Results from a Phase 1 clinical trial reveal that giving patients infusions of a specialized immune cell may be a viable option to safely slow the progression of amyotrophic lateral sclerosis (ALS).
That finding was reported in the study “Expanded autologous regulatory T-lymphocyte infusions in ALS,” published recently in the journal Neurology: Neuroimmunology & Neuroinflammation.
Increased neuroinflammation is an important contributor to the progression of ALS, which makes it an attractive therapeutic target. Recent studies have suggested that a subgroup of immune cells called regulatory T cells, or Tregs, could take part in this strategy.
Tregs have the ability to regulate the activity of other immune cells, acting as a stop sign when the system is overreactive. Because these cells can infiltrate the brain and spinal cord, they hold the potential to reduce the inflammation characteristic of ALS.
Researchers at Houston Methodist Neurological Institute found many ALS patients not only have reduced numbers of Tregs, but also that these cells have impaired activity. In light of these findings, the team believed that by improving the numbers and function of Tregs in patients it would be possible to achieve meaningful clinical benefits.
The study enrolled three patients with arm, bulbar, and leg-onset ALS who underwent leukapheresis. This is a process by which each patient’s white cells are collected and isolated, while the remaining components of the blood are infused back into the body. Next, the Tregs were isolated from other white cells and expanded in the laboratory to increase their numbers to a sufficient amount necessary for the treatment protocol.
Each patient received a total of eight infusions of Tregs with administration of IL-2 injections to support the cell’s survival and proliferation in the body. The first four infusions were given every two weeks at early stages of the disease, followed by four additional infusions four weeks apart at a later stage.

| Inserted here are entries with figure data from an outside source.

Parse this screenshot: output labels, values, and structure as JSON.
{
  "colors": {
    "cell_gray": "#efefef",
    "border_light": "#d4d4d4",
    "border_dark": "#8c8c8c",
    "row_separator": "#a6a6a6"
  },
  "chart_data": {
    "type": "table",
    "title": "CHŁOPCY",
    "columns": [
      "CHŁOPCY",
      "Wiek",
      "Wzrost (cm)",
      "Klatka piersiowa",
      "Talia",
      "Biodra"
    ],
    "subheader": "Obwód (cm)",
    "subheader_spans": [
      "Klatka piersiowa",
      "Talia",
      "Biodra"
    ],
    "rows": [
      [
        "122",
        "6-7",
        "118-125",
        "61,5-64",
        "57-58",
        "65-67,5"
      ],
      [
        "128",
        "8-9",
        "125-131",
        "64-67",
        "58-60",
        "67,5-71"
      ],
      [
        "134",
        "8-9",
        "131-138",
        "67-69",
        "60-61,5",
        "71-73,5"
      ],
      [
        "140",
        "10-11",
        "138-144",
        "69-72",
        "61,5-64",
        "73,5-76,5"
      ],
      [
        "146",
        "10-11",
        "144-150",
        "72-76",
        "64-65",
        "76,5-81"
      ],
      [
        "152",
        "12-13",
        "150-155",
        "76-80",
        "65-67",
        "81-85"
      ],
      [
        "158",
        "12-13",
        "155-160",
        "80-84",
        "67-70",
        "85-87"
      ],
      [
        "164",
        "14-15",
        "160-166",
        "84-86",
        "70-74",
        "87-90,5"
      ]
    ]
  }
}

“A person has approximately 150 million Tregs circulating in their blood at any given time,” Jason Thonhoff, MD, PhD, said in a press release. Thonhoff is a Houston Methodist neurologist and lead author of the study. “Each dose of Tregs given to the patients in this study resulted in about a 30 to 40 percent increase over normal levels.”
In general, the treatment had an acceptable safety profile and was well-tolerated by patients.
Blood analysis revealed that the numbers of Tregs increased in all three patients after the first round of treatment. During the period in which the patients stopped receiving the infusions the percentage of Tregs declined, but increased again when the second round of treatment began. Interestingly, the suppressive function of the cells also showed a similar pattern of enhanced activation after each treatment cycle.
Assessment of disability revealed that during the treatment period the disease progressed at a slower rate in all patients. This suggests that increased Treg suppressive function is associated to slower functional decline, the researchers wrote.
“As we believed, our results showed it was safe to increase their Treg levels,” said Stanley H. Appel, MD, chair of the department of neurology at Houston Methodist and senior author of the study. “What surprised us was that the progression of their ALS dramatically slowed while they received infusions of properly functioning Tregs.”
Supported by these positive results, the team is planning to launch a Phase 2 study to further evaluate the safety and effectiveness of Tregs transplants in slowing ALS progression.
“My hope is that this research changes ALS from a death sentence to a life sentence. It won’t cure a patient’s disease, but we can make a difference,” Appel said.